Les goélands qui se disputent une charogne écartelée sur le sable doré, battent furieusement des ailes et poussent des cris stridents en regardant de leur œil rond les deux femmes échevelées, aux membres enchevêtrés, qui les dérangent dans leur quête de nourriture.
Spectateurs de cette danse frénétique, de deux corps à moitié brisés, aux robes déchirées laissant apparaître de longues cuisses brunes ou laiteuses, aux corsages arrachés laissant voir des seins palpitants. Ces cris rauques sortis de leur gorge, est-ce une parade d’Amour, ou une danse macabre ?

Isabella serre à nouveau entre ses cuisses le corps gracile de Malika, son souffle chaud contre son oreille, et toujours cette odeur écœurante d’œillet. Ses doigts crispés en serres d’aigle se posent sur le cou de la gitane et commencent à serrer, encore et encore. Malika s’accroche désespérément aux poignets de sa rivale pour les éloigner de sa gorge, mais ses forces l’ont abandonnées.
Le visage d’Isabella est près du sien, trop près. Malika tourne la tête, trouve la joue lisse de la bourgeoise à la portée de sa bouche, et elle plante férocement ses dents dans la chair tendre. Son ennemie hurle et se rejette en arrière, se tenant le visage à deux mains.

Le liquide tiède et rouge coule entre ses lèvres maculant ainsi le teint doré de la gitane.
Malika roule sur elle-même. A genoux, les mains dans le sable, au bord de la nausée, elle crache un bout de chair sanguinolente. Mais il faut qu’elle profite tout de suite de la situation.

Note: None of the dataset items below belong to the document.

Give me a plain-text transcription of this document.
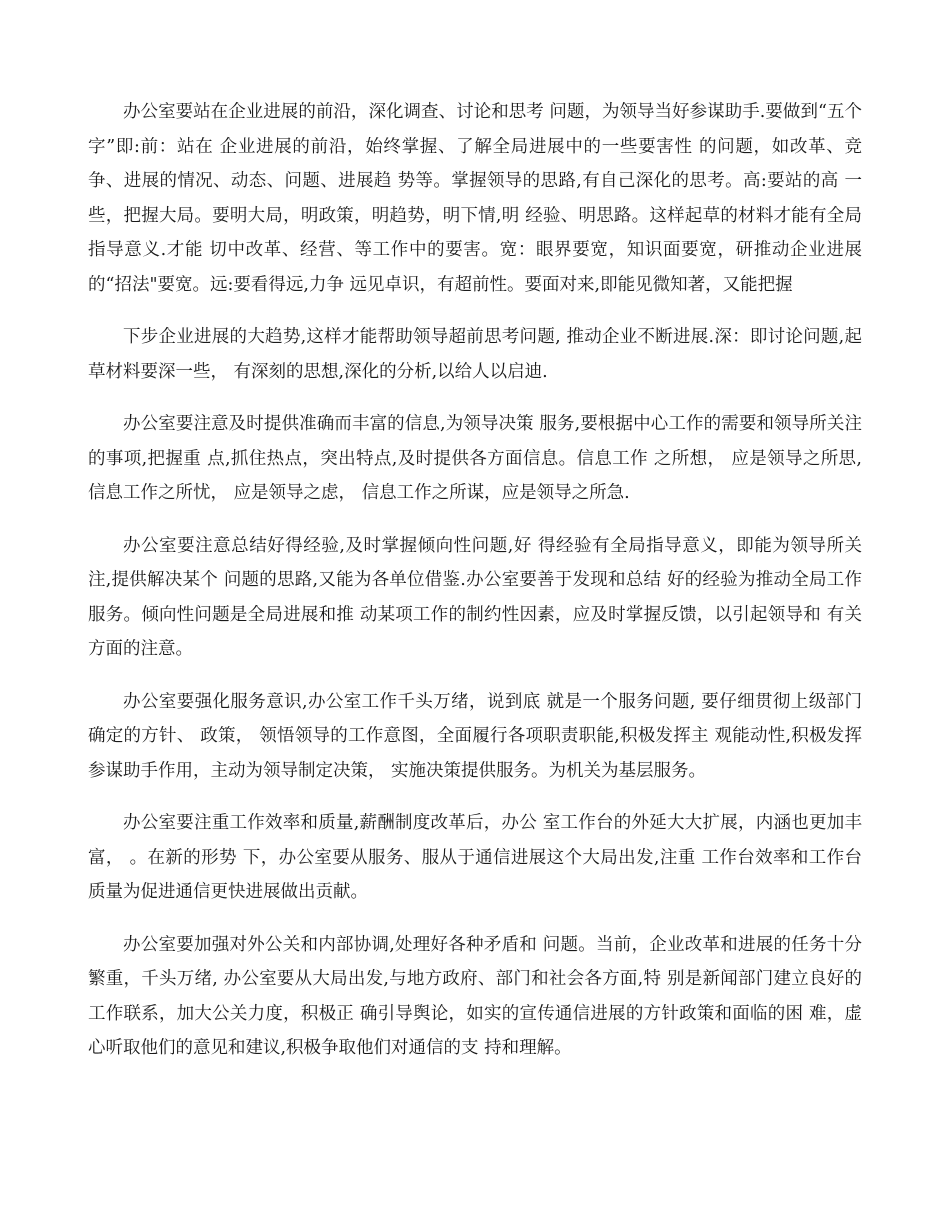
办公室要站在企业进展的前沿，深化调查、讨论和思考 问题，为领导当好参谋助手.要做到“五个字”即:前：站在 企业进展的前沿，始终掌握、了解全局进展中的一些要害性 的问题，如改革、竞争、进展的情况、动态、问题、进展趋 势等。掌握领导的思路,有自己深化的思考。高:要站的高 一些，把握大局。要明大局，明政策，明趋势，明下情,明 经验、明思路。这样起草的材料才能有全局指导意义.才能 切中改革、经营、等工作中的要害。宽：眼界要宽，知识面要宽，研推动企业进展的“招法"要宽。远:要看得远,力争 远见卓识，有超前性。要面对来,即能见微知著，又能把握

下步企业进展的大趋势,这样才能帮助领导超前思考问题, 推动企业不断进展.深：即讨论问题,起草材料要深一些， 有深刻的思想,深化的分析,以给人以启迪.

办公室要注意及时提供准确而丰富的信息,为领导决策 服务,要根据中心工作的需要和领导所关注的事项,把握重 点,抓住热点，突出特点,及时提供各方面信息。信息工作 之所想， 应是领导之所思, 信息工作之所忧， 应是领导之虑， 信息工作之所谋，应是领导之所急.

办公室要注意总结好得经验,及时掌握倾向性问题,好 得经验有全局指导意义，即能为领导所关注,提供解决某个 问题的思路,又能为各单位借鉴.办公室要善于发现和总结 好的经验为推动全局工作服务。倾向性问题是全局进展和推 动某项工作的制约性因素，应及时掌握反馈，以引起领导和 有关方面的注意。

办公室要强化服务意识,办公室工作千头万绪，说到底 就是一个服务问题, 要仔细贯彻上级部门确定的方针、 政策， 领悟领导的工作意图，全面履行各项职责职能,积极发挥主 观能动性,积极发挥参谋助手作用，主动为领导制定决策， 实施决策提供服务。为机关为基层服务。

办公室要注重工作效率和质量,薪酬制度改革后，办公 室工作台的外延大大扩展，内涵也更加丰富， 。在新的形势 下，办公室要从服务、服从于通信进展这个大局出发,注重 工作台效率和工作台质量为促进通信更快进展做出贡献。

办公室要加强对外公关和内部协调,处理好各种矛盾和 问题。当前，企业改革和进展的任务十分繁重，千头万绪, 办公室要从大局出发,与地方政府、部门和社会各方面,特 别是新闻部门建立良好的工作联系，加大公关力度，积极正 确引导舆论，如实的宣传通信进展的方针政策和面临的困 难，虚心听取他们的意见和建议,积极争取他们对通信的支 持和理解。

Rapidement elle prend un galet rejeté par l’océan et, comme une furie, se jette sur la brune au beau visage à jamais marqué par ses crocs. Réunissant ses dernières forces, elle cogne sur son crâne. Plusieurs fois. Le corps d’Isabella mollit, s’affaisse lentement, inanimé. Le sable avale doucement le sang qui coule de ses blessures.

Le silence se fait lourd, oppressant, même les oiseaux de mer se sont tus. On n’entend que l’océan qui, indiffèrent, continue à rejeter sur la plage son écume blanchâtre, ainsi que la respiration saccadée et les sanglots étouffés de Malika. Elle ne ressent plus rien, si ce n’est un grand vide. Elle est a genoux près du corps martyrisé d’Isabella, avance une main, la pose sur le cœur de la jeune femme, se penche sur elle pour essayer de sentir un souffle.

C’est fini ? Oui c’est fini, la brune ne donne plus aucun signe de vie. La lutte a été longue, sans merci, et c’est fini, là. Comme ça, d’un coup.

Malika n’est même pas soulagée, une grande tristesse l’envahit, les larmes affluent dans ses yeux gris, coulent abondamment sur son visage meurtri et sale.

Farce de la vie, Isabella est allongée à deux doigts de la dague subtilisée à Malika et qu’elle avait perdue. Enfoncée dans le sable, la poignée d’argent incrustée de pierres de Lune, brille comme un astre, caressée par les rayons du soleil.

Péniblement, la gitane se relève, laisse tomber sur la grève les guenilles qui la couvrent, se dirige vers l’océan, avance dans l’eau fraîche, et se laisse glisser entre deux vagues. Elle se lave de toutes les souffrances qui lui ont été infligées, de tous les coups qu’elle a donnés et reçus, de la mort sans doute…
Le temps s’écoule sans qu’elle ne s’en rende compte. Le cheval de Rodrigo, brides pendantes, s’est rapproché des vagues mourantes.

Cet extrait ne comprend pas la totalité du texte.